Just Noticeable Visual Redundancy Forecasting: A Deep Multimodal-driven Approach
This work addresses visual redundancy forecasting for multimedia systems by incorporating multimodal information, representing an incremental improvement over single-modality methods.
The paper tackled the problem of modeling just noticeable difference (JND) by proposing hmJND-Net, an end-to-end approach that integrates saliency, depth, and segmentation modalities, achieving superior performance validated on eight benchmark datasets against eight representative methods.

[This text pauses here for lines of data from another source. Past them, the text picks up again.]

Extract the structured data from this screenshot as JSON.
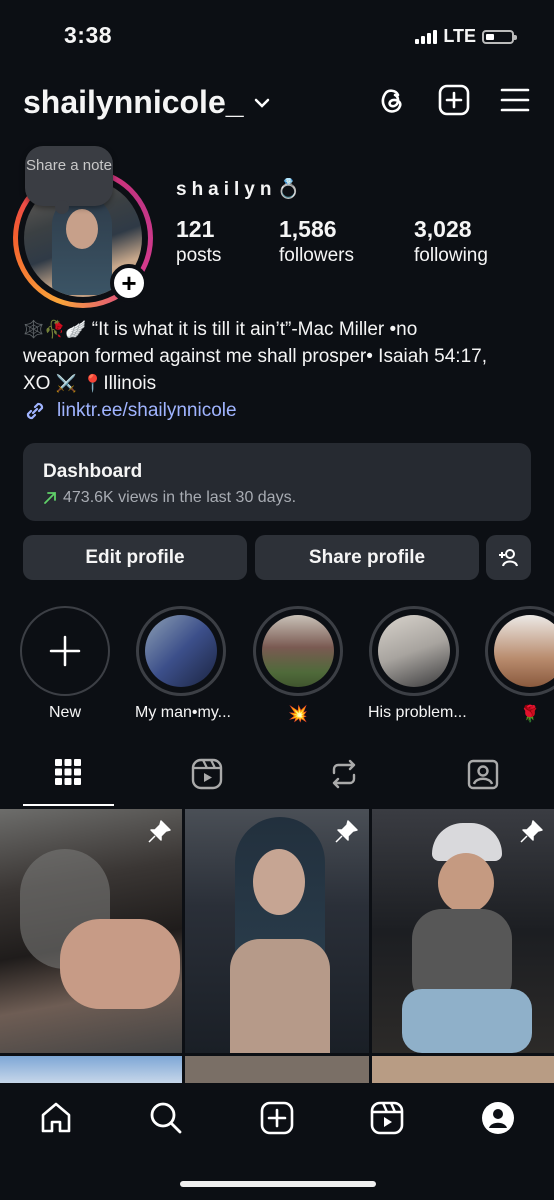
{
  "status_bar": {
    "time": "3:38",
    "network": "LTE",
    "battery_fraction": 0.3
  },
  "header": {
    "username": "shailynnicole_",
    "icons": [
      "chevron-down-icon",
      "threads-icon",
      "new-post-icon",
      "menu-icon"
    ]
  },
  "profile": {
    "note_label": "Share a note",
    "display_name": "shailyn💍",
    "stats": [
      {
        "value": "121",
        "label": "posts"
      },
      {
        "value": "1,586",
        "label": "followers"
      },
      {
        "value": "3,028",
        "label": "following"
      }
    ],
    "bio_line1": "“It is what it is till it ain’t”-Mac Miller •no",
    "bio_line2": "weapon formed against me shall prosper• Isaiah 54:17,",
    "bio_line3_prefix": "XO",
    "bio_line3_suffix": "Illinois",
    "bio_emojis": [
      "🕸️",
      "🥀",
      "🪽",
      "⚔️",
      "📍"
    ],
    "link_text": "linktr.ee/shailynnicole"
  },
  "dashboard": {
    "title": "Dashboard",
    "subtitle": "473.6K views in the last 30 days.",
    "trend_color": "#5fd068"
  },
  "actions": {
    "edit_label": "Edit profile",
    "share_label": "Share profile"
  },
  "highlights": [
    {
      "label": "New"
    },
    {
      "label": "My man•my..."
    },
    {
      "label": "💥"
    },
    {
      "label": "His problem..."
    },
    {
      "label": "🌹"
    }
  ],
  "tabs": [
    "grid-icon",
    "reels-icon",
    "reposts-icon",
    "tagged-icon"
  ],
  "bottom_nav": [
    "home-icon",
    "search-icon",
    "create-icon",
    "reels-icon",
    "profile-icon"
  ],
  "colors": {
    "background": "#0c0f14",
    "link": "#a0b4ff",
    "surface": "#262a31"
  }
}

Just noticeable difference (JND) refers to the maximum visual change that human eyes cannot perceive, and it has a wide range of applications in multimedia systems. However, most existing JND approaches only focus on a single modality, and rarely consider the complementary effects of multimodal information. In this article, we investigate the JND modeling from an end-to-end homologous multimodal perspective, namely hmJND-Net. Specifically, we explore three important visually sensitive modalities, including saliency, depth, and segmentation. To better utilize homologous multimodal information, we establish an effective fusion method via summation enhancement and subtractive offset, and align homologous multimodal features based on a self-attention driven encoder-decoder paradigm. Extensive experimental results on eight different benchmark datasets validate the superiority of our hmJND-Net over eight representative methods.